Thursday, December 16, 2010
From all my past employment, one thing, I never remember is joining a company Christmas party. The one company party I remember involved a circle of crapulous coworkers engaged in cutting loose from the self-imposed rigidity of the work environment. I always believed myself to be much the same person in and out of work. But the workplace Christmas party is a great tradition that happens all throughout the country.
I went to some workplace party years ago, and remember how stifling it seemed, and how uncomfortable I was. Everyone was all dressed up. I worked for a hotel at the time, so I believe the party was held at the Wyndham hotel. In deed, I cannot blame parties for my discomfort attending them. Still, going to the party has all the trappings of the movie From Dusk til Dawn. Do I really want to see this other side of these people I already see from nine to five every day?
Being around ten years ago, I remember going to the party, having found something worth wearing (besides my workj uniform), and looked at this chaotic mass of people, hoping to find someone with whom I could chat. I suppose office parties can be a chance to look inside myself, and ask who here do I really like enough to engage in conversation outside the context of work.
I read the last three paragraphs, and wonder how unsocial I really am. May be this writing is merely one chance to use the word crapulous before losing it in my mental lexicon of words I will never need. Still, company parties are strange.
I was encouraged to dance, so I danced. I watched others dance whom I felt should not have. I remember seeing people with glazed eyes that obviously were not sober enough to have a good time.
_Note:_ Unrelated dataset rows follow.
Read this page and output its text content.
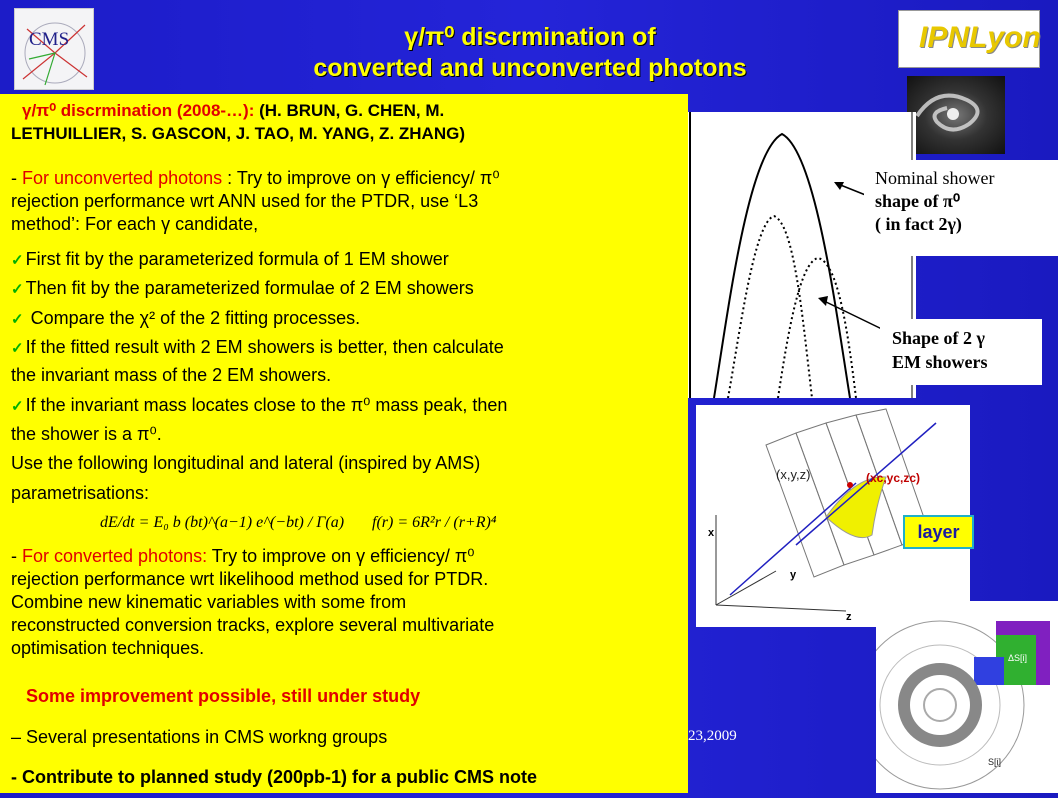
CMS	IPNLyon
γ/π⁰ discrmination of
converted and unconverted photons
γ/π⁰ discrmination (2008-…): (H. BRUN, G. CHEN, M.
LETHUILLIER, S. GASCON, J. TAO, M. YANG, Z. ZHANG)
- For unconverted photons : Try to improve on γ efficiency/ π⁰
rejection performance wrt ANN used for the PTDR, use ‘L3
method’: For each γ candidate,
✓ First fit by the parameterized formula of 1 EM shower
✓ Then fit by the parameterized formulae of 2 EM showers
✓ Compare the χ² of the 2 fitting processes.
✓ If the fitted result with 2 EM showers is better, then calculate
the invariant mass of the 2 EM showers.
✓ If the invariant mass locates close to the π⁰ mass peak, then
the shower is a π⁰.
Use the following longitudinal and lateral (inspired by AMS)
parametrisations:
dE/dt = E₀ b (bt)^(a−1) e^(−bt) / Γ(a) f(r) = 6R²r / (r+R)⁴
- For converted photons: Try to improve on γ efficiency/ π⁰
rejection performance wrt likelihood method used for PTDR.
Combine new kinematic variables with some from
reconstructed conversion tracks, explore several multivariate
optimisation techniques.
Some improvement possible, still under study
– Several presentations in CMS workng groups
- Contribute to planned study (200pb-1) for a public CMS note
Nominal shower
shape of π⁰
( in fact 2γ)
Shape of 2 γ
EM showers
(x,y,z)	(xc,yc,zc)
x
y
z
layer
ΔS[i]
S[i]
23,2009
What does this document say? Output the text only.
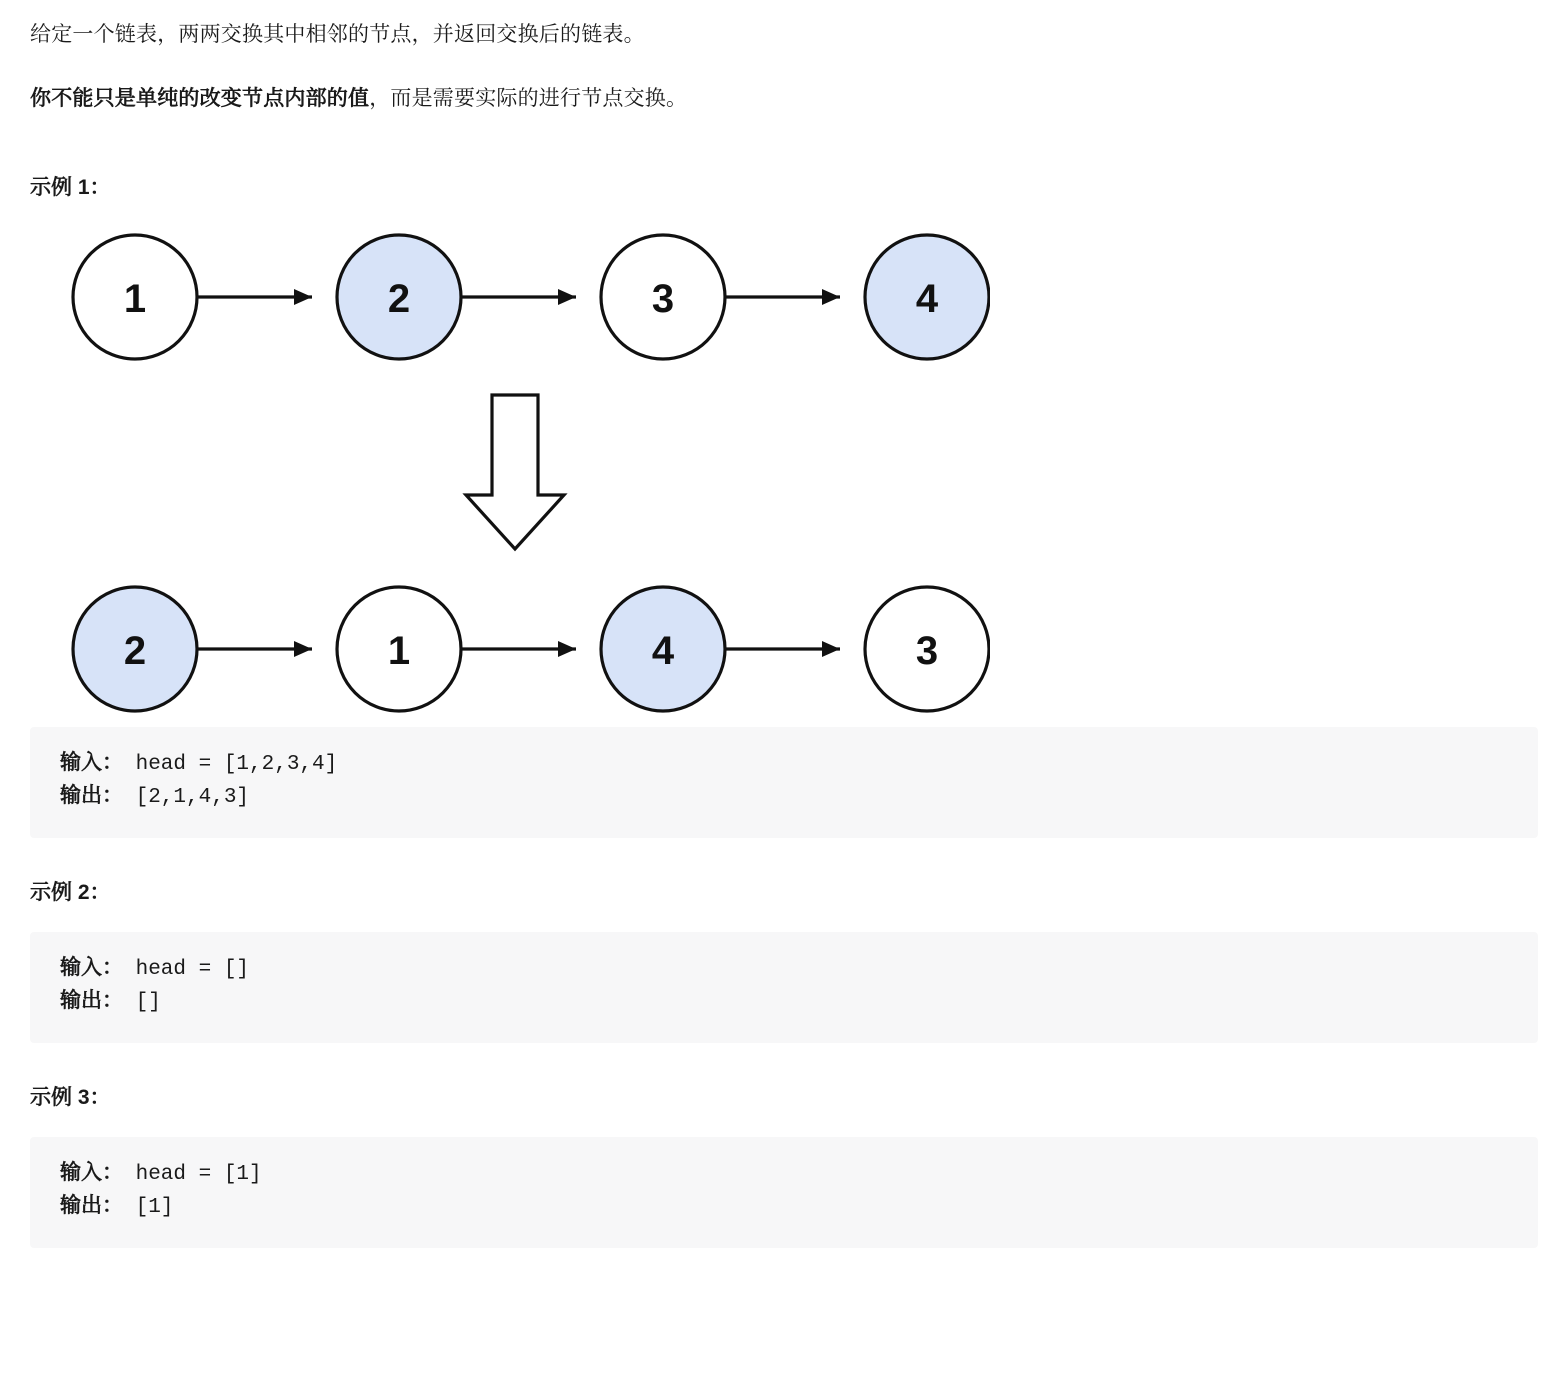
给定一个链表，两两交换其中相邻的节点，并返回交换后的链表。

你不能只是单纯的改变节点内部的值，而是需要实际的进行节点交换。

示例 1：

1	2	3	4
2	1	4	3
输入： head = [1,2,3,4]
输出： [2,1,4,3]

示例 2：

输入： head = []
输出： []

示例 3：

输入： head = [1]
输出： [1]
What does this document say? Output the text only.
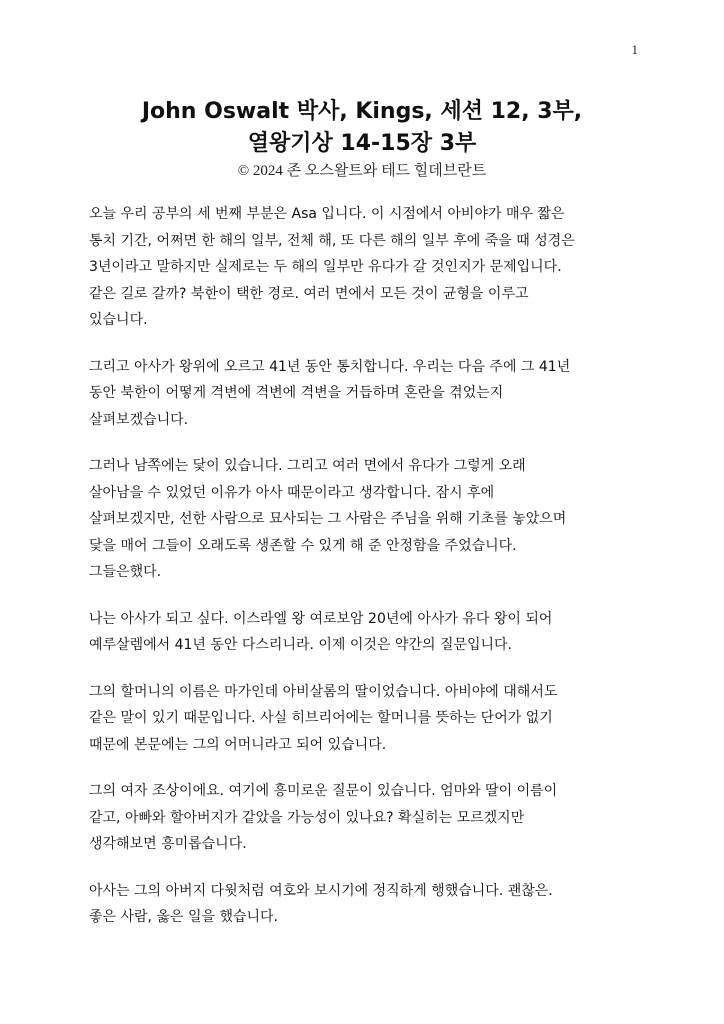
1
John Oswalt 박사, Kings, 세션 12, 3부,
열왕기상 14-15장 3부
© 2024 존 오스왈트와 테드 힐데브란트
오늘 우리 공부의 세 번째 부분은 Asa 입니다. 이 시점에서 아비야가 매우 짧은
통치 기간, 어쩌면 한 해의 일부, 전체 해, 또 다른 해의 일부 후에 죽을 때 성경은
3년이라고 말하지만 실제로는 두 해의 일부만 유다가 갈 것인지가 문제입니다.
같은 길로 갈까? 북한이 택한 경로. 여러 면에서 모든 것이 균형을 이루고
있습니다.
그리고 아사가 왕위에 오르고 41년 동안 통치합니다. 우리는 다음 주에 그 41년
동안 북한이 어떻게 격변에 격변에 격변을 거듭하며 혼란을 겪었는지
살펴보겠습니다.
그러나 남쪽에는 닻이 있습니다. 그리고 여러 면에서 유다가 그렇게 오래
살아남을 수 있었던 이유가 아사 때문이라고 생각합니다. 잠시 후에
살펴보겠지만, 선한 사람으로 묘사되는 그 사람은 주님을 위해 기초를 놓았으며
닻을 매어 그들이 오래도록 생존할 수 있게 해 준 안정함을 주었습니다.
그들은했다.
나는 아사가 되고 싶다. 이스라엘 왕 여로보암 20년에 아사가 유다 왕이 되어
예루살렘에서 41년 동안 다스리니라. 이제 이것은 약간의 질문입니다.
그의 할머니의 이름은 마가인데 아비살롬의 딸이었습니다. 아비야에 대해서도
같은 말이 있기 때문입니다. 사실 히브리어에는 할머니를 뜻하는 단어가 없기
때문에 본문에는 그의 어머니라고 되어 있습니다.
그의 여자 조상이에요. 여기에 흥미로운 질문이 있습니다. 엄마와 딸이 이름이
같고, 아빠와 할아버지가 같았을 가능성이 있나요? 확실히는 모르겠지만
생각해보면 흥미롭습니다.
아사는 그의 아버지 다윗처럼 여호와 보시기에 정직하게 행했습니다. 괜찮은.
좋은 사람, 옳은 일을 했습니다.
To this end I have enjoyed seeing pictures of the yearly Christmas party. I never have to k now what my fellow employees are like when drunk. Ironically, the pictures tell me exactly what I am missing.
Perhaps you know about these things as I do. Maybe in your office there is someone hiding in the accounting office. Someone points her out, and say, "that is Yuletide Carol. " Watching the movement, the precision, the complete lack of social interaction, and you ask, "why is she called Yuletide Carol?" and you are told to wait until the party, the Christmas Party in December. Then, you will know...
I ought to get myself clothes appropriate for a good party. I do not have to attend workplace parties though to foster my sense of seasonal joy. In fact, maybe it is through not attending these parties that my sense of Christmas joy seems to get stronger.